Image Stitching

Introduction

In this tutorial I want to show you guys how to go from two distinct images to a single image that is the result of the two images stitched together. This is a very useful technique in computer vision and it is used in many applications such as panorama stitching, object detection and many others.

Starting images:

The final result:

Final result

The code

Feature extraction

1
2
3
4
5
import random

import cv2 as cv
import numpy as np
import matplotlib.pyplot as plt

SIFT algorithm is going to be used for keypoint extraction and feature description. The algorithm is going to be initialized as follows:

1
sift = cv.SIFT_create()

Next two images are going to be used for the demonstration of the algorithm. IMPORTANT: the images should be ordered from the left to the right.

1
2
3
4
5
img1 = cv.imread('./image pairs/image pairs_01_01.jpg')
img1 = cv.cvtColor(img1, cv.COLOR_RGB2BGR)
gray1= cv.cvtColor(img1,cv.COLOR_BGR2GRAY)
kp1 = sift.detect(gray1,None)
img1sift=cv.drawKeypoints(gray1,kp1,gray1,flags=cv.DRAW_MATCHES_FLAGS_DRAW_RICH_KEYPOINTS)

1
2
3
4
5
img2 = cv.imread('./image pairs/image pairs_01_02.jpg')
img2 = cv.cvtColor(img2, cv.COLOR_RGB2BGR)
gray2= cv.cvtColor(img2,cv.COLOR_BGR2GRAY)
kp2 = sift.detect(gray2,None)
img2sift =cv.drawKeypoints(gray2,kp2,gray2,flags=cv.DRAW_MATCHES_FLAGS_DRAW_RICH_KEYPOINTS)

With the images open now the SIFT algorithm can be run on each of them. The keypoints and descriptors are going to be extracted and stored in the variables kp1, des1, kp2, des2.
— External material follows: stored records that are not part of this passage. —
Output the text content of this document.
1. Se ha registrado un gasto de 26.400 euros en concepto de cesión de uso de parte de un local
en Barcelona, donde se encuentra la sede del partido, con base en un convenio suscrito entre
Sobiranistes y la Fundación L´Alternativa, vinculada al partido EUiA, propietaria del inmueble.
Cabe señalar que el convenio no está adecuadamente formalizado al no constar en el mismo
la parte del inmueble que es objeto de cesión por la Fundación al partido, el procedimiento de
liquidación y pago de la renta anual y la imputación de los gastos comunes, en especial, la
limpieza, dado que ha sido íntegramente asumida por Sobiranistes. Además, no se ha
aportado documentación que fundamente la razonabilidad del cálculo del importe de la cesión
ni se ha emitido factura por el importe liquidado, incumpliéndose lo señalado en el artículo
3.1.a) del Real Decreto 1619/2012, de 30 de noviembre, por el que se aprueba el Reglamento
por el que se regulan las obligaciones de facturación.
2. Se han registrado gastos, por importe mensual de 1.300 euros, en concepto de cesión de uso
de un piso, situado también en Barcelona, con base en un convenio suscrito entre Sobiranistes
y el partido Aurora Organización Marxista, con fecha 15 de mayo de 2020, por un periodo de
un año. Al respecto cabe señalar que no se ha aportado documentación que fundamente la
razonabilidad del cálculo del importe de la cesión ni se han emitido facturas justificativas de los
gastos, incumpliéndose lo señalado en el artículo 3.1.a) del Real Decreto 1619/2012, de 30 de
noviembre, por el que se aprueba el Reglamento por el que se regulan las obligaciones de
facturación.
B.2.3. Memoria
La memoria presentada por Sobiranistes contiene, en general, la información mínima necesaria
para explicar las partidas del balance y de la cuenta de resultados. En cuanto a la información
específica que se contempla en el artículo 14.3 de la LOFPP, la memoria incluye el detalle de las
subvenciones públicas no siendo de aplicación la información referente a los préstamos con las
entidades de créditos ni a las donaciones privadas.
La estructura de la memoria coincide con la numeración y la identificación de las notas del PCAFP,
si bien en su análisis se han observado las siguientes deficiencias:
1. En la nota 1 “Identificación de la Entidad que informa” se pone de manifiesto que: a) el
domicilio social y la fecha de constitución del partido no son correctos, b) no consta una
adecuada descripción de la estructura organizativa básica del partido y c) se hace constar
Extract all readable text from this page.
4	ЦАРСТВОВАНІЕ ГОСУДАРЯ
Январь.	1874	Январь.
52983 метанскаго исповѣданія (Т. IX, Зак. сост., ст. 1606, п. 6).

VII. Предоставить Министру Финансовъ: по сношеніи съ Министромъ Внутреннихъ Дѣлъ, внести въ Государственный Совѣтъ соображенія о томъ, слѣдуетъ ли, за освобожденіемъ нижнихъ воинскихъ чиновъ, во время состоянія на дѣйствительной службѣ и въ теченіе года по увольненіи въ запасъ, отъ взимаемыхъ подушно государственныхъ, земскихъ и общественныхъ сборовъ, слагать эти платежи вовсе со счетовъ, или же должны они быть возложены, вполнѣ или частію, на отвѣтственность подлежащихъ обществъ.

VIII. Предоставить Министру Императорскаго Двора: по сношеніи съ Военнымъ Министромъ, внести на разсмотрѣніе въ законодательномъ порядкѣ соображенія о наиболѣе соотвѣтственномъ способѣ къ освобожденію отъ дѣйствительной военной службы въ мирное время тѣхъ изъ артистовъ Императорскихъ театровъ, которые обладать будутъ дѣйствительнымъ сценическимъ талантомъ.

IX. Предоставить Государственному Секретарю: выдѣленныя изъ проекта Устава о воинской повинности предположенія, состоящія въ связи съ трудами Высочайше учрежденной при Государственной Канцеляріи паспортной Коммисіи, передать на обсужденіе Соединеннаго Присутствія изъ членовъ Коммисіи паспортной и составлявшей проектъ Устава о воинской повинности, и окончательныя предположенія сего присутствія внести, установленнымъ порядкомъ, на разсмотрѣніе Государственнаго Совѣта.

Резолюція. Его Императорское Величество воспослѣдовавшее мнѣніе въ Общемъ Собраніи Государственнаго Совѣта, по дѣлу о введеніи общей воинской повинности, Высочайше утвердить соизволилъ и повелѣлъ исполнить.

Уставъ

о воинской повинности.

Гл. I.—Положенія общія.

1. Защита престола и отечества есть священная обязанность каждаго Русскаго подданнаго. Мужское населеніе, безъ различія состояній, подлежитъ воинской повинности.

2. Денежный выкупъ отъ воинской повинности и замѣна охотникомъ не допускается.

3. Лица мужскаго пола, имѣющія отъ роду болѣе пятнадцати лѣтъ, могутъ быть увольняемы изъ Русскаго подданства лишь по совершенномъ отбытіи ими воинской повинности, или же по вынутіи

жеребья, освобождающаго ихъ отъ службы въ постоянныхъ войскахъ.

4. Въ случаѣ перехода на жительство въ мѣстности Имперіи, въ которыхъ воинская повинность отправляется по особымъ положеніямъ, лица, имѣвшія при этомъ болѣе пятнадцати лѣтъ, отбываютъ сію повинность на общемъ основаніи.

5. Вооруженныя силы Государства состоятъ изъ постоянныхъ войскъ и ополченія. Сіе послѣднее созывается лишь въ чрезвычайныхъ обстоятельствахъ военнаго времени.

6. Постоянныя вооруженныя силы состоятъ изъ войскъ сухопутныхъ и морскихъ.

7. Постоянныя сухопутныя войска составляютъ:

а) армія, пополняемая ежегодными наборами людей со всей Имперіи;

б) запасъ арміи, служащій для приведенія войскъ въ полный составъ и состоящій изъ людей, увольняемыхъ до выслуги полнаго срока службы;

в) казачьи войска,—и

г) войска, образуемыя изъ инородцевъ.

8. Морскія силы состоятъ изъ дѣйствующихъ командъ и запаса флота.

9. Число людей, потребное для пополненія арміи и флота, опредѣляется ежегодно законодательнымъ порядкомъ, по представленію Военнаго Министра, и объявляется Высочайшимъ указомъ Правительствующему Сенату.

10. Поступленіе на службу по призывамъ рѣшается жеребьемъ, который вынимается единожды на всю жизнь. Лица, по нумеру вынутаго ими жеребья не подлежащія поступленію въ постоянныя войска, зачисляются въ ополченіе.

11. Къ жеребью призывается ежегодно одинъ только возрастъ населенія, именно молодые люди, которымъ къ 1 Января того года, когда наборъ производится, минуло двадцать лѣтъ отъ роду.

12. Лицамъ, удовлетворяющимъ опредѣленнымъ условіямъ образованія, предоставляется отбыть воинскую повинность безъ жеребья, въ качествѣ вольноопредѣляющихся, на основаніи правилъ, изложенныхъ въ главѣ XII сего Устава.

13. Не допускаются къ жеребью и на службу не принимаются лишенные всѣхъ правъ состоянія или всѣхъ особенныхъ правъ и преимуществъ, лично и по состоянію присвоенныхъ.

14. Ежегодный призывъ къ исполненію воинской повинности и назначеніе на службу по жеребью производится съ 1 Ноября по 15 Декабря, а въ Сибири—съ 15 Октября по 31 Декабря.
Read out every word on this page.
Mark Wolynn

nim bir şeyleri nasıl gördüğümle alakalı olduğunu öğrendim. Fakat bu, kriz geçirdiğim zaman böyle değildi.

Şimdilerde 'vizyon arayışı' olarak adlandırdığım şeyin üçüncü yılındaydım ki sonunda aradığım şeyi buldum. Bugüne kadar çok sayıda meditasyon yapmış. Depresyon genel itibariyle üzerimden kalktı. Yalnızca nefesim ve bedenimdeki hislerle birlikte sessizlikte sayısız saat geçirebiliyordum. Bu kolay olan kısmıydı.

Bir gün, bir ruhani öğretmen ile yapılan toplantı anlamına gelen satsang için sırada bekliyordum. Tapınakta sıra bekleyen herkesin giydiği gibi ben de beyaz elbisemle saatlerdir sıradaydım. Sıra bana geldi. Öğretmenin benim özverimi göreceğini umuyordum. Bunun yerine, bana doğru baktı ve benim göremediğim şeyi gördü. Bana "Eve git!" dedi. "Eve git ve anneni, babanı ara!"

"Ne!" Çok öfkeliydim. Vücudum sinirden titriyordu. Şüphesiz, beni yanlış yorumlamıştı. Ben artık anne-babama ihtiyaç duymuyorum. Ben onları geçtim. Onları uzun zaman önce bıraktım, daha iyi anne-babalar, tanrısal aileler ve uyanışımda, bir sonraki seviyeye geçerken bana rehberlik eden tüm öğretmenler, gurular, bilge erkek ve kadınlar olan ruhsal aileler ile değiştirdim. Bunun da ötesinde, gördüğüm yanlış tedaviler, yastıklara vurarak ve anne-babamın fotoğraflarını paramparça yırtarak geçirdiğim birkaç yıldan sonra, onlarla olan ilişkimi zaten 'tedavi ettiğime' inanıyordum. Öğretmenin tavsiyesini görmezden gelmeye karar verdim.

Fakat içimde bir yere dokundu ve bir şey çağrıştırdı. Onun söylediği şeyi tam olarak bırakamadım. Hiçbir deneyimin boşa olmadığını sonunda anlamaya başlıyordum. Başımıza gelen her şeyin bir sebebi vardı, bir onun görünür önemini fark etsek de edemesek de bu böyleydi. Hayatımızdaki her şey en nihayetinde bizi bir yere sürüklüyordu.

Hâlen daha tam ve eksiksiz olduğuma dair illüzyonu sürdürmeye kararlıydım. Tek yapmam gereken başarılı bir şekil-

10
Following are the two images with the descriptors visualized. It can be noted that some of the descriptors are similar and in similar positions in both images.

1
2
3
4
fig, ax = plt.subplots(nrows=1, ncols=2, figsize=(20,20))
ax[0].imshow(img1sift)
ax[1].imshow(img2sift)
plt.show()

png

Feature matching

Now that the points have been computed, the next step is to match the points. This is done by using the FLANN algorithm. This Algorithm is faster than the brute force approach and gives the same accuracy. It involves trees and it is a best fit when the number of matches is high, which is exactly our case.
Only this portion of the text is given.